By ucyow3c, on 23 December 2015

pencil-icon Written by Iwona Bisaga (PhD student at UCL Urban Sustainability and Resilience)

Off-grid solar

Image: SolarAid

The Social Research on Off-Grid Solar (SROGS) conference took place at UCL on 9 and 10 December. It was jointly organised by Declan Murray (School of Social and Political Science, University of Edinburgh) and I.

This two-day event saw speakers and attendees from a diverse range of disciplines get together to discuss a variety of themes around off-grid solar solutions for energy access in Sub-Saharan Africa, South-East Asia and Latin America. Presenters included academics, PhD students, private sector representatives, policy makers, practitioners, physicists and engineers, which provided a solid overview of the sector and the challenges it is (and has been) facing since it came to prominence in the 1990s.

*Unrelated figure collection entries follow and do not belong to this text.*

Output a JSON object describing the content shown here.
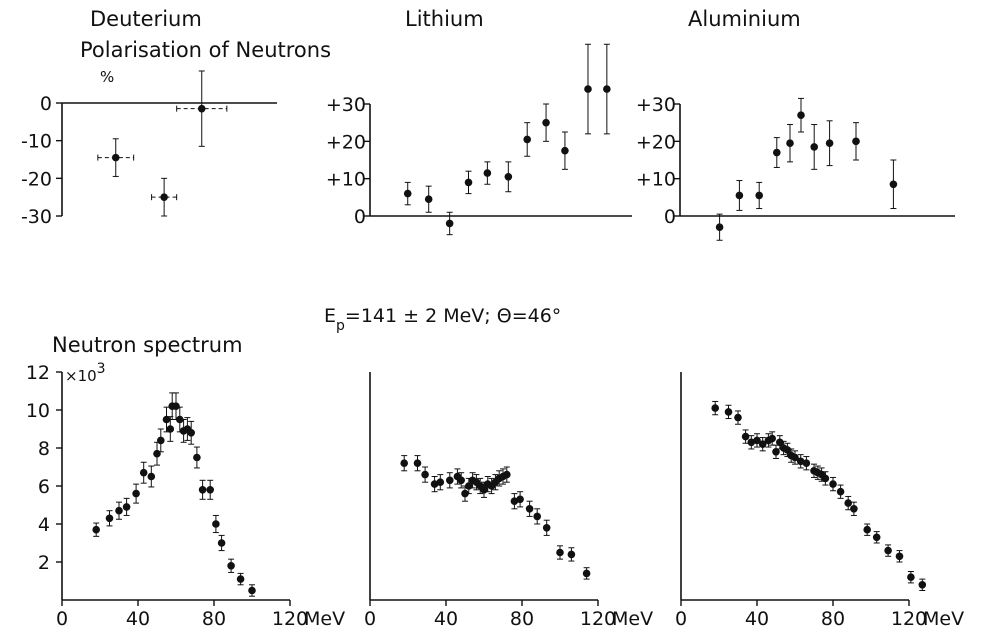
{
  "header": {
    "polarisation_title": "Polarisation of Neutrons",
    "condition": "E",
    "condition_sub": "p",
    "condition_rest": "=141 ± 2 MeV;    Θ=46°",
    "spectrum_title": "Neutron spectrum",
    "percent_unit": "%",
    "spectrum_scale": "×10",
    "spectrum_scale_exp": "3",
    "energy_unit": "MeV"
  },
  "chart_data": [
    {
      "type": "scatter",
      "title": "Deuterium",
      "ylabel": "%",
      "ylim": [
        -30,
        5
      ],
      "xlim": [
        0,
        120
      ],
      "y_ticks": [
        0,
        -10,
        -20,
        -30
      ],
      "y_tick_labels": [
        "0",
        "-10",
        "-20",
        "-30"
      ],
      "series": [
        {
          "x": [
            30,
            57,
            78
          ],
          "y": [
            -14.5,
            -25,
            -1.5
          ],
          "yerr": [
            5,
            5,
            10
          ],
          "xerr": [
            10,
            7,
            14
          ]
        }
      ]
    },
    {
      "type": "scatter",
      "title": "Lithium",
      "ylim": [
        -5,
        35
      ],
      "xlim": [
        0,
        125
      ],
      "y_ticks": [
        30,
        20,
        10,
        0
      ],
      "y_tick_labels": [
        "+30",
        "+20",
        "+10",
        "0"
      ],
      "series": [
        {
          "x": [
            18,
            28,
            38,
            47,
            56,
            66,
            75,
            84,
            93,
            104,
            113
          ],
          "y": [
            6,
            4.5,
            -2,
            9,
            11.5,
            10.5,
            20.5,
            25,
            17.5,
            34,
            34
          ],
          "yerr": [
            3,
            3.5,
            3,
            3,
            3,
            4,
            4.5,
            5,
            5,
            12,
            12
          ]
        }
      ]
    },
    {
      "type": "scatter",
      "title": "Aluminium",
      "ylim": [
        -5,
        35
      ],
      "xlim": [
        0,
        125
      ],
      "y_ticks": [
        30,
        20,
        10,
        0
      ],
      "y_tick_labels": [
        "+30",
        "+20",
        "+10",
        "0"
      ],
      "series": [
        {
          "x": [
            18,
            27,
            36,
            44,
            50,
            55,
            61,
            68,
            80,
            97
          ],
          "y": [
            -3,
            5.5,
            5.5,
            17,
            19.5,
            27,
            18.5,
            19.5,
            20,
            8.5
          ],
          "yerr": [
            3.5,
            4,
            3.5,
            4,
            5,
            4.5,
            6,
            6,
            5,
            6.5
          ]
        }
      ]
    },
    {
      "type": "scatter",
      "title": "Neutron spectrum",
      "ylabel": "×10³",
      "xlabel": "MeV",
      "xlim": [
        0,
        120
      ],
      "ylim": [
        0,
        12
      ],
      "x_ticks": [
        0,
        40,
        80,
        120
      ],
      "y_ticks": [
        2,
        4,
        6,
        8,
        10,
        12
      ],
      "series": [
        {
          "x": [
            18,
            25,
            30,
            34,
            39,
            43,
            47,
            50,
            52,
            55,
            57,
            58,
            60,
            62,
            64,
            66,
            68,
            71,
            74,
            78,
            81,
            84,
            89,
            94,
            100
          ],
          "y": [
            3.7,
            4.3,
            4.7,
            4.9,
            5.6,
            6.7,
            6.5,
            7.7,
            8.4,
            9.5,
            9.0,
            10.2,
            10.2,
            9.5,
            8.9,
            9.0,
            8.8,
            7.5,
            5.8,
            5.8,
            4.0,
            3.0,
            1.8,
            1.1,
            0.5
          ],
          "yerr": [
            0.35,
            0.4,
            0.45,
            0.45,
            0.5,
            0.55,
            0.55,
            0.6,
            0.6,
            0.65,
            0.65,
            0.7,
            0.7,
            0.65,
            0.6,
            0.6,
            0.6,
            0.55,
            0.5,
            0.5,
            0.45,
            0.4,
            0.35,
            0.3,
            0.3
          ]
        }
      ]
    },
    {
      "type": "scatter",
      "title": "",
      "xlabel": "MeV",
      "xlim": [
        0,
        120
      ],
      "ylim": [
        0,
        12
      ],
      "x_ticks": [
        0,
        40,
        80,
        120
      ],
      "series": [
        {
          "x": [
            18,
            25,
            29,
            34,
            37,
            42,
            46,
            48,
            50,
            52,
            54,
            56,
            58,
            60,
            62,
            64,
            66,
            68,
            70,
            72,
            76,
            79,
            84,
            88,
            93,
            100,
            106,
            114
          ],
          "y": [
            7.2,
            7.2,
            6.6,
            6.1,
            6.2,
            6.3,
            6.5,
            6.3,
            5.6,
            6.0,
            6.3,
            6.2,
            6.0,
            5.8,
            6.1,
            6.0,
            6.2,
            6.4,
            6.5,
            6.6,
            5.2,
            5.3,
            4.8,
            4.4,
            3.8,
            2.5,
            2.4,
            1.4
          ],
          "yerr": [
            0.4,
            0.4,
            0.4,
            0.4,
            0.4,
            0.4,
            0.4,
            0.4,
            0.4,
            0.4,
            0.4,
            0.4,
            0.4,
            0.4,
            0.4,
            0.4,
            0.4,
            0.4,
            0.4,
            0.4,
            0.4,
            0.4,
            0.4,
            0.4,
            0.4,
            0.35,
            0.35,
            0.3
          ]
        }
      ]
    },
    {
      "type": "scatter",
      "title": "",
      "xlabel": "MeV",
      "xlim": [
        0,
        120
      ],
      "ylim": [
        0,
        12
      ],
      "x_ticks": [
        0,
        40,
        80,
        120
      ],
      "series": [
        {
          "x": [
            18,
            25,
            30,
            34,
            37,
            40,
            43,
            46,
            48,
            50,
            52,
            54,
            56,
            58,
            60,
            63,
            66,
            70,
            72,
            74,
            76,
            80,
            84,
            88,
            91,
            98,
            103,
            109,
            115,
            121,
            127
          ],
          "y": [
            10.1,
            9.9,
            9.6,
            8.6,
            8.3,
            8.4,
            8.2,
            8.4,
            8.5,
            7.8,
            8.3,
            8.0,
            7.9,
            7.6,
            7.5,
            7.3,
            7.2,
            6.8,
            6.7,
            6.6,
            6.4,
            6.1,
            5.7,
            5.1,
            4.8,
            3.7,
            3.3,
            2.6,
            2.3,
            1.2,
            0.8
          ],
          "yerr": [
            0.35,
            0.35,
            0.35,
            0.35,
            0.35,
            0.35,
            0.35,
            0.35,
            0.35,
            0.35,
            0.35,
            0.35,
            0.35,
            0.35,
            0.35,
            0.35,
            0.35,
            0.35,
            0.35,
            0.35,
            0.35,
            0.35,
            0.35,
            0.35,
            0.35,
            0.3,
            0.3,
            0.3,
            0.3,
            0.3,
            0.3
          ]
        }
      ]
    }
  ]
}
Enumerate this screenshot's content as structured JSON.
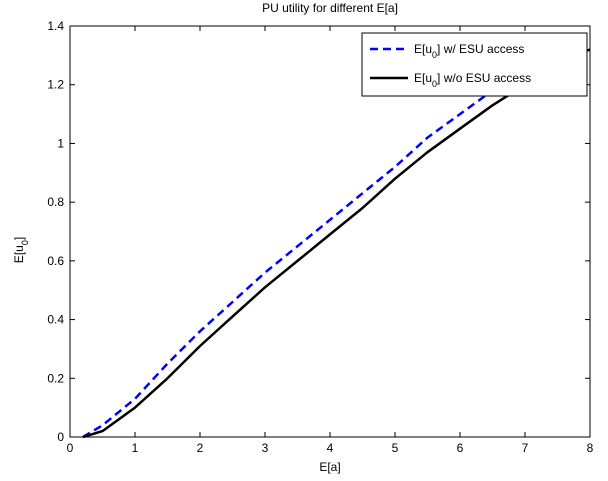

The series of presentations and breakout group discussions focused on existing business models and technology designs, linking them to the user experience and the ways in which users and customers are included in (or excluded from) those processes, and how that could be changed to better reflect their needs and aspirations throughout the whole value chain: from product design to after-sales services and dealing with solar waste.

Socio-economic impacts and what they mean for the users, including women and marginalised communities as particularly vulnerable groups, were given a lot of attention, though it quickly became clear that there still remains a lot to be done in order to fully understand what actual impacts off-grid solar has on users, and how exactly it is utilised within households.